Objective: The primary objective is to evaluate implicit bias among gAI across medical specialties.
Methods: To evaluate for potential implicit bias, 100 photographs for each medical specialty were generated using the gAI platform DALL-E2. For each specialty, DALL-E2 was queried with "An American [specialty name]." Our primary endpoint was to compare the gender distribution of gAI photos to the current distribution in the United States. Our secondary endpoint included evaluating the racial distribution. gAI photos were classified according to perceived gender and race based on a unanimous consensus among a diverse group of medical residents. The proportion of gAI women subjects was compared for each medical specialty to the most recent Association of American Medical Colleges report for physician workforce and active residents using χ2 analysis.

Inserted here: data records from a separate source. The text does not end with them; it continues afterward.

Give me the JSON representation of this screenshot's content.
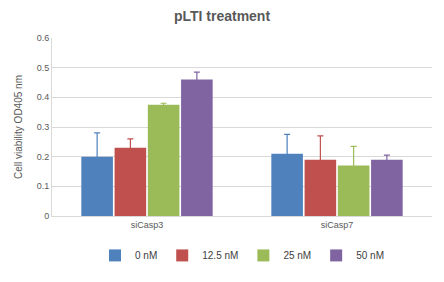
{
  "chart_data": {
    "type": "bar",
    "title": "pLTI treatment",
    "y_label": "Cell viability OD405 nm",
    "categories": [
      "siCasp3",
      "siCasp7"
    ],
    "series": [
      {
        "name": "0 nM",
        "color": "#4F81BD",
        "values": [
          0.2,
          0.21
        ],
        "errors": [
          0.08,
          0.065
        ]
      },
      {
        "name": "12.5 nM",
        "color": "#C0504D",
        "values": [
          0.23,
          0.19
        ],
        "errors": [
          0.03,
          0.08
        ]
      },
      {
        "name": "25 nM",
        "color": "#9BBB59",
        "values": [
          0.375,
          0.17
        ],
        "errors": [
          0.005,
          0.065
        ]
      },
      {
        "name": "50 nM",
        "color": "#8064A2",
        "values": [
          0.46,
          0.19
        ],
        "errors": [
          0.025,
          0.015
        ]
      }
    ],
    "ylim": [
      0,
      0.6
    ],
    "yticks": [
      0,
      0.1,
      0.2,
      0.3,
      0.4,
      0.5,
      0.6
    ],
    "grid": true,
    "legend": "bottom"
  }
}
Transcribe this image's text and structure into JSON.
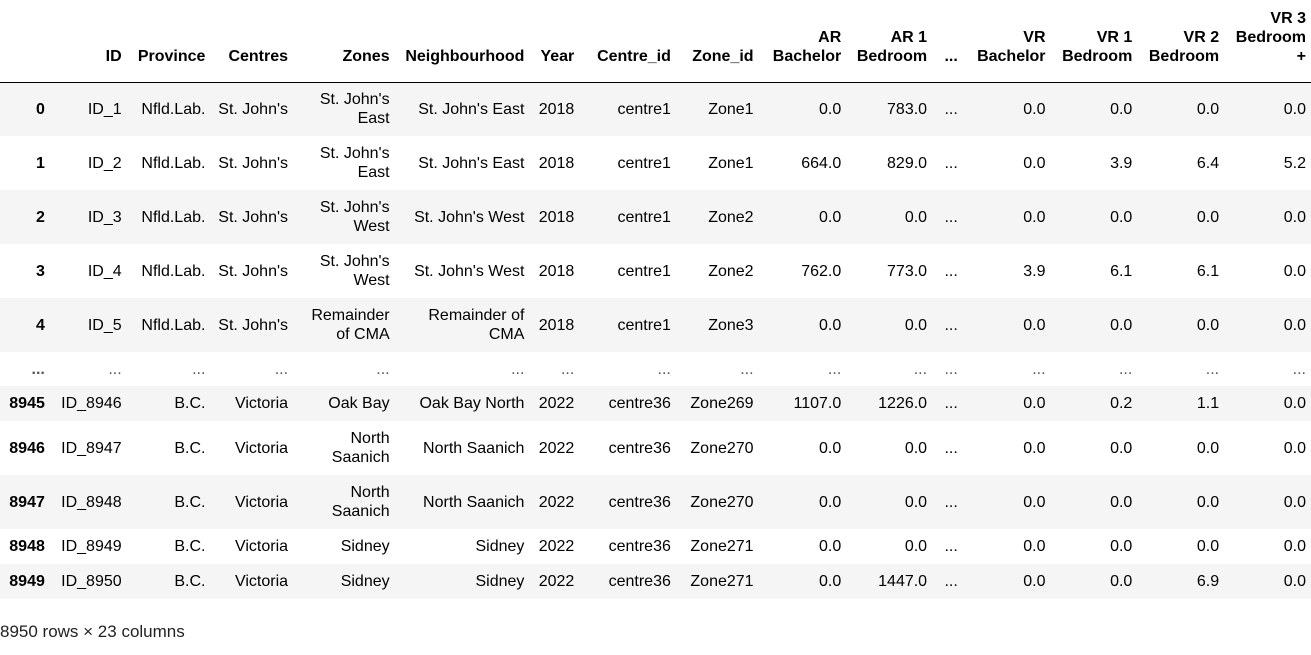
{
  "table": {
    "columns": [
      "",
      "ID",
      "Province",
      "Centres",
      "Zones",
      "Neighbourhood",
      "Year",
      "Centre_id",
      "Zone_id",
      "AR Bachelor",
      "AR 1 Bedroom",
      "...",
      "VR Bachelor",
      "VR 1 Bedroom",
      "VR 2 Bedroom",
      "VR 3 Bedroom +"
    ],
    "rows": [
      {
        "index": "0",
        "cells": [
          "ID_1",
          "Nfld.Lab.",
          "St. John's",
          "St. John's East",
          "St. John's East",
          "2018",
          "centre1",
          "Zone1",
          "0.0",
          "783.0",
          "...",
          "0.0",
          "0.0",
          "0.0",
          "0.0"
        ]
      },
      {
        "index": "1",
        "cells": [
          "ID_2",
          "Nfld.Lab.",
          "St. John's",
          "St. John's East",
          "St. John's East",
          "2018",
          "centre1",
          "Zone1",
          "664.0",
          "829.0",
          "...",
          "0.0",
          "3.9",
          "6.4",
          "5.2"
        ]
      },
      {
        "index": "2",
        "cells": [
          "ID_3",
          "Nfld.Lab.",
          "St. John's",
          "St. John's West",
          "St. John's West",
          "2018",
          "centre1",
          "Zone2",
          "0.0",
          "0.0",
          "...",
          "0.0",
          "0.0",
          "0.0",
          "0.0"
        ]
      },
      {
        "index": "3",
        "cells": [
          "ID_4",
          "Nfld.Lab.",
          "St. John's",
          "St. John's West",
          "St. John's West",
          "2018",
          "centre1",
          "Zone2",
          "762.0",
          "773.0",
          "...",
          "3.9",
          "6.1",
          "6.1",
          "0.0"
        ]
      },
      {
        "index": "4",
        "cells": [
          "ID_5",
          "Nfld.Lab.",
          "St. John's",
          "Remainder of CMA",
          "Remainder of CMA",
          "2018",
          "centre1",
          "Zone3",
          "0.0",
          "0.0",
          "...",
          "0.0",
          "0.0",
          "0.0",
          "0.0"
        ]
      },
      {
        "index": "...",
        "cells": [
          "...",
          "...",
          "...",
          "...",
          "...",
          "...",
          "...",
          "...",
          "...",
          "...",
          "...",
          "...",
          "...",
          "...",
          "..."
        ]
      },
      {
        "index": "8945",
        "cells": [
          "ID_8946",
          "B.C.",
          "Victoria",
          "Oak Bay",
          "Oak Bay North",
          "2022",
          "centre36",
          "Zone269",
          "1107.0",
          "1226.0",
          "...",
          "0.0",
          "0.2",
          "1.1",
          "0.0"
        ]
      },
      {
        "index": "8946",
        "cells": [
          "ID_8947",
          "B.C.",
          "Victoria",
          "North Saanich",
          "North Saanich",
          "2022",
          "centre36",
          "Zone270",
          "0.0",
          "0.0",
          "...",
          "0.0",
          "0.0",
          "0.0",
          "0.0"
        ]
      },
      {
        "index": "8947",
        "cells": [
          "ID_8948",
          "B.C.",
          "Victoria",
          "North Saanich",
          "North Saanich",
          "2022",
          "centre36",
          "Zone270",
          "0.0",
          "0.0",
          "...",
          "0.0",
          "0.0",
          "0.0",
          "0.0"
        ]
      },
      {
        "index": "8948",
        "cells": [
          "ID_8949",
          "B.C.",
          "Victoria",
          "Sidney",
          "Sidney",
          "2022",
          "centre36",
          "Zone271",
          "0.0",
          "0.0",
          "...",
          "0.0",
          "0.0",
          "0.0",
          "0.0"
        ]
      },
      {
        "index": "8949",
        "cells": [
          "ID_8950",
          "B.C.",
          "Victoria",
          "Sidney",
          "Sidney",
          "2022",
          "centre36",
          "Zone271",
          "0.0",
          "1447.0",
          "...",
          "0.0",
          "0.0",
          "6.9",
          "0.0"
        ]
      }
    ]
  },
  "footer": "8950 rows × 23 columns",
  "colors": {
    "stripe": "#f5f5f5",
    "background": "#ffffff",
    "header_rule": "#000000"
  }
}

Results: A total of 1900 photos across 19 medical specialties were generated. Compared to physician workforce data, AI significantly overrepresented women in 7/19 specialties and underrepresented women in 6/19 specialties. Women were significantly underrepresented compared to the physician workforce by 18%, 18%, and 27% in internal medicine, family medicine, and pediatrics, respectively. Compared to current residents, AI significantly underrepresented women in 12/19 specialties, ranging from 10% to 36%. Additionally, women represented <50% of the demographic for 17/19 specialties by gAI.
Conclusions: gAI created a sample population of physicians that underrepresented women when compared to both the resident and active physician workforce. Steps must be taken to train datasets in order to represent the diversity of the incoming physician workforce.